GROBSTEIN: He was defending his players. He was defending his players and going to bat for them, and the players enjoyed the fact that he was backing them up. He had their back.

ELIA (now): I made some remarks that I swear to almighty God, why they came out of my mouth, I have no idea because I’ve never said them before, or since.

That’s Lee Elia, now 70 years old. He wants to make it clear he wasn’t angry at all Cubs fans, just those harassing his players.

ELIA (now): It’ll never be digested any other way than it sounds, and probably rightfully so, because I said what I said. The only thing that bothers me is I never ever would decimate the love and what the fans of Chicago are to the Chicago Cubs. That’s the thing that bothers me the most.

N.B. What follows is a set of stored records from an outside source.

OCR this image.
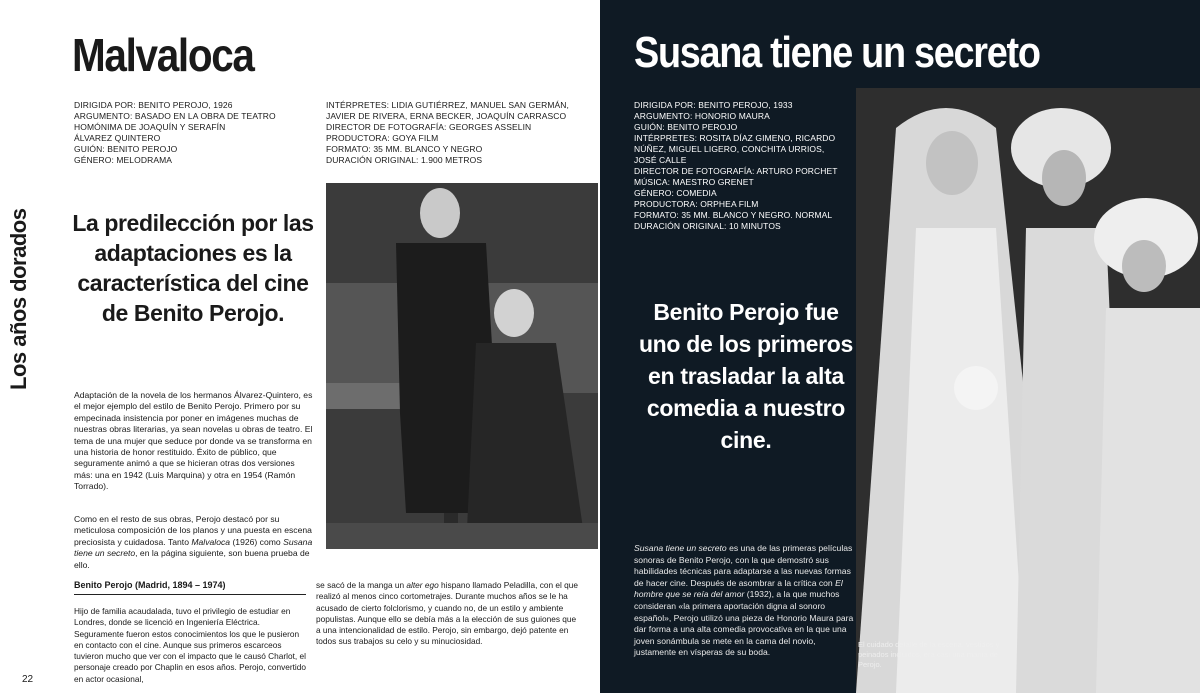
Los años dorados
Malvaloca
DIRIGIDA POR: BENITO PEROJO, 1926
ARGUMENTO: BASADO EN LA OBRA DE TEATRO
HOMÓNIMA DE JOAQUÍN Y SERAFÍN
ÁLVAREZ QUINTERO
GUIÓN: BENITO PEROJO
GÉNERO: MELODRAMA
INTÉRPRETES: LIDIA GUTIÉRREZ, MANUEL SAN GERMÁN,
JAVIER DE RIVERA, ERNA BECKER, JOAQUÍN CARRASCO
DIRECTOR DE FOTOGRAFÍA: GEORGES ASSELIN
PRODUCTORA: GOYA FILM
FORMATO: 35 MM. BLANCO Y NEGRO
DURACIÓN ORIGINAL: 1.900 METROS
La predilección por las adaptaciones es la característica del cine de Benito Perojo.
Adaptación de la novela de los hermanos Álvarez-Quintero, es el mejor ejemplo del estilo de Benito Perojo. Primero por su empecinada insistencia por poner en imágenes muchas de nuestras obras literarias, ya sean novelas u obras de teatro. El tema de una mujer que seduce por donde va se transforma en una historia de honor restituido. Éxito de público, que seguramente animó a que se hicieran otras dos versiones más: una en 1942 (Luis Marquina) y otra en 1954 (Ramón Torrado).
Como en el resto de sus obras, Perojo destacó por su meticulosa composición de los planos y una puesta en escena preciosista y cuidadosa. Tanto Malvaloca (1926) como Susana tiene un secreto, en la página siguiente, son buena prueba de ello.
Benito Perojo (Madrid, 1894 – 1974)
Hijo de familia acaudalada, tuvo el privilegio de estudiar en Londres, donde se licenció en Ingeniería Eléctrica. Seguramente fueron estos conocimientos los que le pusieron en contacto con el cine. Aunque sus primeros escarceos tuvieron mucho que ver con el impacto que le causó Charlot, el personaje creado por Chaplin en esos años. Perojo, convertido en actor ocasional,
se sacó de la manga un alter ego hispano llamado Peladilla, con el que realizó al menos cinco cortometrajes. Durante muchos años se le ha acusado de cierto folclorismo, y cuando no, de un estilo y ambiente populistas. Aunque ello se debía más a la elección de sus guiones que a una intencionalidad de estilo. Perojo, sin embargo, dejó patente en todos sus trabajos su celo y su minuciosidad.
22
Susana tiene un secreto
DIRIGIDA POR: BENITO PEROJO, 1933
ARGUMENTO: HONORIO MAURA
GUIÓN: BENITO PEROJO
INTÉRPRETES: ROSITA DÍAZ GIMENO, RICARDO
NÚÑEZ, MIGUEL LIGERO, CONCHITA URRIOS,
JOSÉ CALLE
DIRECTOR DE FOTOGRAFÍA: ARTURO PORCHET
MÚSICA: MAESTRO GRENET
GÉNERO: COMEDIA
PRODUCTORA: ORPHEA FILM
FORMATO: 35 MM. BLANCO Y NEGRO. NORMAL
DURACIÓN ORIGINAL: 10 MINUTOS
Benito Perojo fue uno de los primeros en trasladar la alta comedia a nuestro cine.
Susana tiene un secreto es una de las primeras películas sonoras de Benito Perojo, con la que demostró sus habilidades técnicas para adaptarse a las nuevas formas de hacer cine. Después de asombrar a la crítica con El hombre que se reía del amor (1932), a la que muchos consideran «la primera aportación digna al sonoro español», Perojo utilizó una pieza de Honorio Maura para dar forma a una alta comedia provocativa en la que una joven sonámbula se mete en la cama del novio, justamente en vísperas de su boda.
El cuidado detalle de la escena, vestidos y peinados incluidos, era casi una manía de Perojo.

Elia wasn’t immediately fired after the tirade. He apologized at a press conference that night. The team actually started to play well for a while, before hitting a skid in August. That’s when Elia lost his job.

MUNSON: I am sure that if you had a gathering of Cubs fans at a banquet and you introduced Lee Elia, he would get a very warm reception, now, all these years later.

Lester Munson is a longtime Cubs fan, and Chicago-based journalist who works for ESPN. Munson says the tape’s a part of the loony history associated with the team, and baseball personalities in general.

MUNSON: You get a bunch of baseball writers together, they will play tapes of Tommy Lasorda, Lee Elia’s tirade and other various things that they carry around with them. It’s amazing to me.

But to a whole generation of web surfers, who couldn’t tell Lee Elia from Don Zimmer, the recording is just a funny addition to their MP3 collections. And to Elia, that reality, that’s crushing.

ELIA: After 49 years in baseball, and having been apart of a World Championship club and a coach in an All Star game and having managed two major league clubs and having been to post-season five times, you would think that maybe there was more to remember Lee Elia about than just one tough afternoon in Chicago.

But, he says, still has good feelings about Chicago - and good thoughts about Cubs fans.

ELIA: I mean, God knows. If there’s one pure thing in this industry, it is the fans of Chicago.

And 25 years after that day he’d rather forget, Lee Elia’s still in the game. He’s down in Arizona this week for spring training, an on-field consultant for the Seattle Mariners.